MOLIÈRE: Vous êtes folle. Le beau sujet à divertir la cour que Monsieur Boursaut! Je voudrais bien savoir de quelle façon on pourrait l'ajuster pour le rendre plaisant, et si, quand on le bernerait sur un théâtre, il serait assez heureux pour faire rire le monde. Ce lui serait trop d'honneur que d'être joué devant une auguste assemblée: il ne demanderait pas mieux: et il m'attaque de gaieté de cœur, pour se faire connaître de quelque façon que ce soit. C'est un homme qui n'a rien à perdre, et les comédiens ne me l'ont déchaîné que pour m'engager à une sotte guerre, et me détourner, par cet artifice, des autres ouvrages que j'ai à faire; et cependant, vous êtes assez simples pour donner toutes dans ce panneau. Mais enfin j'en ferai ma déclaration publiquement. Je ne prétends faire aucune réponse à toutes leurs critiques et leurs contre-critiques. Qu'ils disent tous les maux du monde de mes pièces, j'en suis d'accord. Qu'ils s'en saisissent après nous, qu'ils les retournent comme un habit pour les mettre sur leur théâtre, et tâchent à profiter de quelque agrément qu'on y trouve, et d'un peu de bonheur que j'ai, j'y consens: ils en ont besoin, et je serai bien aise de contribuer à les faire subsister, pourvu qu'ils se contentent de ce que je puis leur accorder avec bienséance. La courtoisie doit avoir des bornes; et il y a des choses qui ne font rire ni les spectateurs, ni celui dont on parle. Je leur abandonne de bon cœur mes ouvrages, ma figure, mes gestes, mes paroles, mon ton de voix, et ma façon de réciter, pour en faire et dire tout ce qu'il leur plaira, s'ils en peuvent tirer quelque avantage: je ne m'oppose point à toutes ces choses, et je serai ravi que cela puisse réjouir le monde.
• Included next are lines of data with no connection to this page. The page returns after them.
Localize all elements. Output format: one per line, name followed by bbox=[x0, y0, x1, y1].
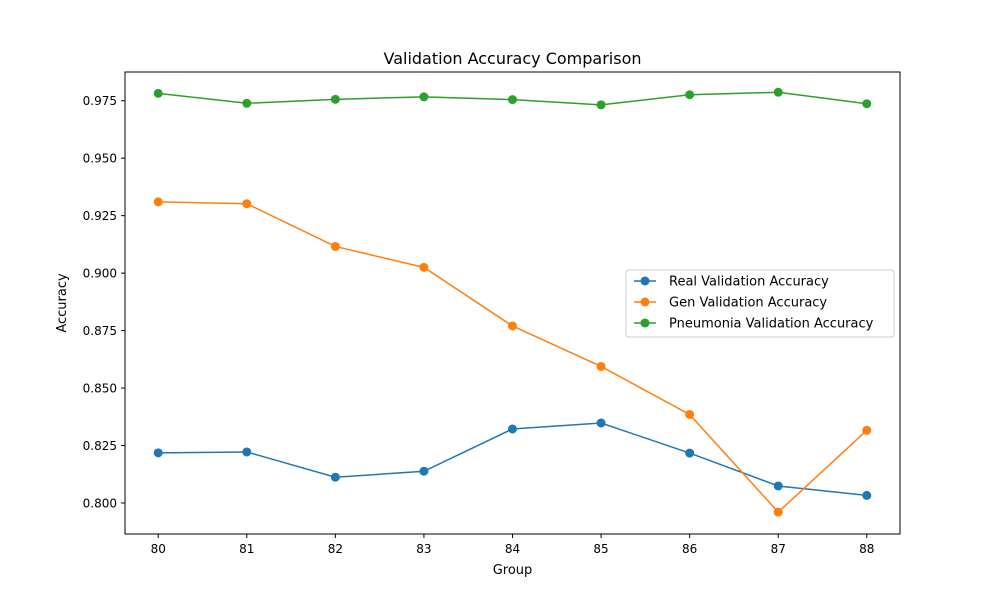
data-point bbox=[685, 409, 695, 419]
data-point bbox=[862, 425, 872, 435]
data-point bbox=[242, 447, 252, 457]
data-point bbox=[242, 199, 252, 209]
x-tick-label: 83 bbox=[416, 542, 431, 556]
data-point bbox=[330, 94, 340, 104]
legend-label: Real Validation Accuracy bbox=[669, 275, 829, 290]
legend-box bbox=[625, 269, 895, 338]
data-point bbox=[685, 90, 695, 100]
data-point bbox=[773, 481, 783, 491]
data-point bbox=[685, 448, 695, 458]
x-tick-label: 84 bbox=[505, 542, 520, 556]
y-tick-label: 0.825 bbox=[83, 439, 117, 453]
legend-marker bbox=[640, 297, 650, 307]
legend-label: Pneumonia Validation Accuracy bbox=[669, 317, 874, 332]
x-tick-label: 85 bbox=[593, 542, 608, 556]
legend-marker bbox=[640, 318, 650, 328]
y-axis-label: Accuracy bbox=[55, 273, 70, 333]
data-point bbox=[773, 507, 783, 517]
data-point bbox=[596, 418, 606, 428]
y-tick-label: 0.875 bbox=[83, 324, 117, 338]
x-tick-label: 80 bbox=[151, 542, 166, 556]
data-point bbox=[153, 197, 163, 207]
data-point bbox=[508, 321, 517, 331]
data-point bbox=[862, 99, 872, 109]
data-point bbox=[419, 466, 429, 476]
series-3 bbox=[153, 87, 872, 110]
x-tick-label: 87 bbox=[771, 542, 786, 556]
plot-frame bbox=[124, 71, 901, 535]
data-point bbox=[508, 424, 517, 434]
legend-entry: Gen Validation Accuracy bbox=[634, 296, 827, 311]
data-point bbox=[330, 241, 340, 251]
x-tick-label: 81 bbox=[239, 542, 254, 556]
series-2 bbox=[153, 197, 872, 517]
x-axis-ticks: 80 81 82 83 84 85 86 87 88 bbox=[151, 534, 874, 556]
data-point bbox=[153, 448, 163, 458]
y-axis-ticks: 0.800 0.825 0.850 0.875 0.900 0.925 0.950 0.975 bbox=[83, 94, 125, 510]
data-point bbox=[773, 87, 783, 97]
legend-marker bbox=[640, 276, 650, 286]
data-point bbox=[153, 88, 163, 98]
legend: Real Validation Accuracy Gen Validation A… bbox=[625, 269, 895, 338]
data-point bbox=[508, 95, 517, 105]
data-point bbox=[596, 361, 606, 371]
y-tick-label: 0.800 bbox=[83, 496, 117, 510]
data-point bbox=[419, 262, 429, 272]
x-tick-label: 88 bbox=[859, 542, 874, 556]
data-point bbox=[419, 92, 429, 102]
x-axis-label: Group bbox=[493, 563, 533, 578]
y-tick-label: 0.900 bbox=[83, 267, 117, 281]
y-tick-label: 0.950 bbox=[83, 152, 117, 166]
legend-entry: Pneumonia Validation Accuracy bbox=[634, 317, 874, 332]
x-tick-label: 86 bbox=[682, 542, 697, 556]
y-tick-label: 0.850 bbox=[83, 382, 117, 396]
legend-entry: Real Validation Accuracy bbox=[634, 275, 829, 290]
y-tick-label: 0.925 bbox=[83, 209, 117, 223]
data-point bbox=[596, 100, 606, 110]
chart-title: Validation Accuracy Comparison bbox=[383, 49, 641, 68]
data-point bbox=[862, 490, 872, 500]
y-tick-label: 0.975 bbox=[83, 94, 117, 108]
series-layer bbox=[153, 87, 872, 517]
x-tick-label: 82 bbox=[328, 542, 343, 556]
data-point bbox=[242, 98, 252, 108]
legend-label: Gen Validation Accuracy bbox=[669, 296, 827, 311]
series-1 bbox=[153, 418, 872, 500]
data-point bbox=[330, 472, 340, 482]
Mais en leur abandonnant tout cela, ils me doivent faire la grâce de me laisser le reste et de ne point toucher à des matières de la nature de celles sur lesquelles on m'a dit qu'ils m'attaquaient dans leurs comédies. C'est de quoi je prierai civilement cet honnête Monsieur qui se mêle d'écrire pour eux, et voilà toute la réponse qu'ils auront de moi.

MADEMOISELLE BÉJART: Mais enfin.

MOLIÈRE: Mais enfin, vous me feriez devenir fou. Ne parlons point de cela davantage; nous nous amusons à faire des discours, au lieu de répéter notre comédie. Où en étions-nous? Je ne m'en souviens plus.
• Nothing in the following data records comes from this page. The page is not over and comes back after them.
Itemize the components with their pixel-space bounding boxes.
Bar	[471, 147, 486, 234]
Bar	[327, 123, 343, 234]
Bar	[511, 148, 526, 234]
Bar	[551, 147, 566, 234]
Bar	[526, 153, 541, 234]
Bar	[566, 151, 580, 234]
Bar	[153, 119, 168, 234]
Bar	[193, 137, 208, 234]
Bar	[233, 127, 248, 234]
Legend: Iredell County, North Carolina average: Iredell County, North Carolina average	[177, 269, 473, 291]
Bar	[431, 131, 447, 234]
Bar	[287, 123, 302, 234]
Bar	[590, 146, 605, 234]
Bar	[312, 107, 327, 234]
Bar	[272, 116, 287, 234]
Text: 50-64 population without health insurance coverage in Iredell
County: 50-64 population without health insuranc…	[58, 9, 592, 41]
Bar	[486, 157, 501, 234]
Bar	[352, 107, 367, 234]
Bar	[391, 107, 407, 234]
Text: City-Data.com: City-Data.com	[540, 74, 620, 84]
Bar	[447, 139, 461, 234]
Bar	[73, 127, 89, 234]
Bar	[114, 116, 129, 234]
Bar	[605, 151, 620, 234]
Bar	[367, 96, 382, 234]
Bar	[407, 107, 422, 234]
MADEMOISELLE DE BRIE: Vous en étiez à l'endroit.

MOLIÈRE: Mon Dieu! j'entends du bruit: c'est le Roi qui arrive assurément; et je vois bien que nous n'aurons pas le temps de passer outre. Voilà ce que c'est de s'amuser. Oh bien! faites donc pour le reste du mieux qu'il vous sera possible.
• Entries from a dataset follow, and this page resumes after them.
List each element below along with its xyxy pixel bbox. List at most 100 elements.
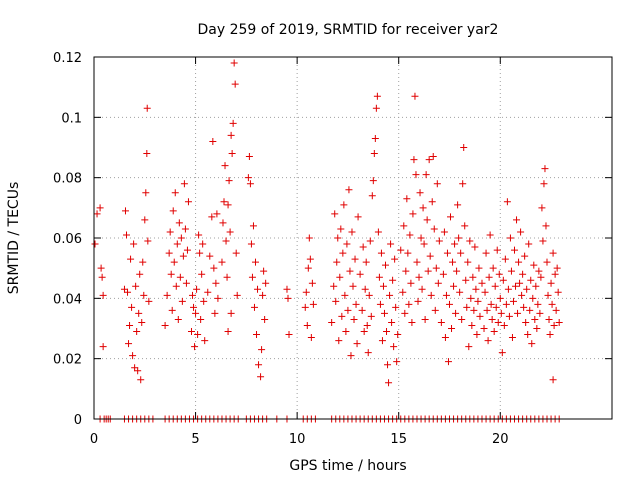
- data-point: [387, 240, 395, 248]
- data-point: [308, 279, 316, 287]
- data-point: [529, 294, 537, 302]
- y-tick-label: 0.1: [61, 111, 82, 126]
- x-tick-label: 0: [90, 432, 98, 447]
- data-point: [351, 255, 359, 263]
- data-point: [371, 134, 379, 142]
- data-point: [550, 321, 558, 329]
- data-point: [345, 186, 353, 194]
- data-point: [497, 309, 505, 317]
- data-point: [212, 279, 220, 287]
- data-point: [347, 352, 355, 360]
- data-point: [206, 252, 214, 260]
- data-point: [244, 174, 252, 182]
- data-point: [224, 328, 232, 336]
- data-point: [428, 198, 436, 206]
- data-point: [397, 246, 405, 254]
- data-point: [537, 273, 545, 281]
- data-point: [218, 258, 226, 266]
- data-point: [442, 291, 450, 299]
- data-point: [473, 331, 481, 339]
- data-point: [132, 282, 140, 290]
- data-point: [484, 337, 492, 345]
- data-point: [543, 258, 551, 266]
- data-point: [378, 337, 386, 345]
- data-point: [143, 150, 151, 158]
- data-point: [502, 300, 510, 308]
- data-point: [304, 264, 312, 272]
- data-point: [344, 306, 352, 314]
- data-point: [352, 300, 360, 308]
- data-point: [161, 321, 169, 329]
- data-point: [339, 249, 347, 257]
- data-point: [248, 273, 256, 281]
- x-tick-label: 20: [492, 432, 509, 447]
- data-point: [516, 279, 524, 287]
- data-point: [552, 306, 560, 314]
- data-point: [333, 258, 341, 266]
- data-point: [423, 216, 431, 224]
- data-point: [247, 240, 255, 248]
- data-point: [337, 225, 345, 233]
- data-point: [127, 255, 135, 263]
- data-point: [455, 234, 463, 242]
- data-point: [129, 352, 137, 360]
- data-point: [208, 213, 216, 221]
- data-point: [143, 104, 151, 112]
- data-point: [257, 373, 265, 381]
- data-point: [503, 198, 511, 206]
- data-point: [510, 246, 518, 254]
- data-point: [406, 231, 414, 239]
- data-point: [139, 258, 147, 266]
- data-point: [524, 331, 532, 339]
- data-point: [182, 279, 190, 287]
- data-point: [349, 282, 357, 290]
- data-point: [181, 225, 189, 233]
- data-point: [342, 328, 350, 336]
- data-point: [341, 291, 349, 299]
- data-point: [531, 315, 539, 323]
- data-point: [285, 331, 293, 339]
- data-point: [500, 321, 508, 329]
- data-point: [491, 282, 499, 290]
- data-point: [535, 267, 543, 275]
- data-point: [254, 285, 262, 293]
- data-point: [452, 309, 460, 317]
- data-point: [482, 249, 490, 257]
- data-point: [255, 361, 263, 369]
- data-point: [454, 201, 462, 209]
- data-point: [394, 331, 402, 339]
- data-point: [403, 195, 411, 203]
- data-point: [478, 279, 486, 287]
- data-point: [514, 309, 522, 317]
- data-point: [334, 234, 342, 242]
- data-point: [306, 255, 314, 263]
- data-point: [547, 279, 555, 287]
- data-point: [475, 264, 483, 272]
- data-point: [430, 225, 438, 233]
- data-point: [140, 291, 148, 299]
- data-point: [526, 306, 534, 314]
- data-point: [435, 237, 443, 245]
- data-point: [167, 270, 175, 278]
- data-point: [427, 291, 435, 299]
- data-point: [501, 255, 509, 263]
- data-point: [210, 264, 218, 272]
- y-tick-label: 0.04: [53, 292, 82, 307]
- data-point: [425, 156, 433, 164]
- data-point: [548, 300, 556, 308]
- data-point: [439, 270, 447, 278]
- data-point: [169, 207, 177, 215]
- data-point: [370, 150, 378, 158]
- data-point: [534, 300, 542, 308]
- data-point: [178, 297, 186, 305]
- data-point: [180, 180, 188, 188]
- data-point: [335, 337, 343, 345]
- data-point: [348, 228, 356, 236]
- data-point: [230, 59, 238, 67]
- data-point: [416, 189, 424, 197]
- data-point: [400, 222, 408, 230]
- data-point: [189, 291, 197, 299]
- data-point: [492, 303, 500, 311]
- data-point: [384, 361, 392, 369]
MADEMOISELLE BÉJART: Par ma foi, la frayeur me prend, et je ne saurais aller jouer mon rôle, si je ne le répète tout entier.

MOLIÈRE: Comment, vous ne sauriez aller jouer votre rôle?

MADEMOISELLE BÉJART: Non.

MADEMOISELLE DU PARC: Ni moi le mien.

MADEMOISELLE DE BRIE: Ni moi non plus.

MADEMOISELLE MOLIÈRE: Ni moi.

MADEMOISELLE HERVÉ: Ni moi.

MADEMOISELLE DU CROISY: Ni moi.

MOLIÈRE: Que pensez-vous donc faire? Vous moquez-vous toutes de moi?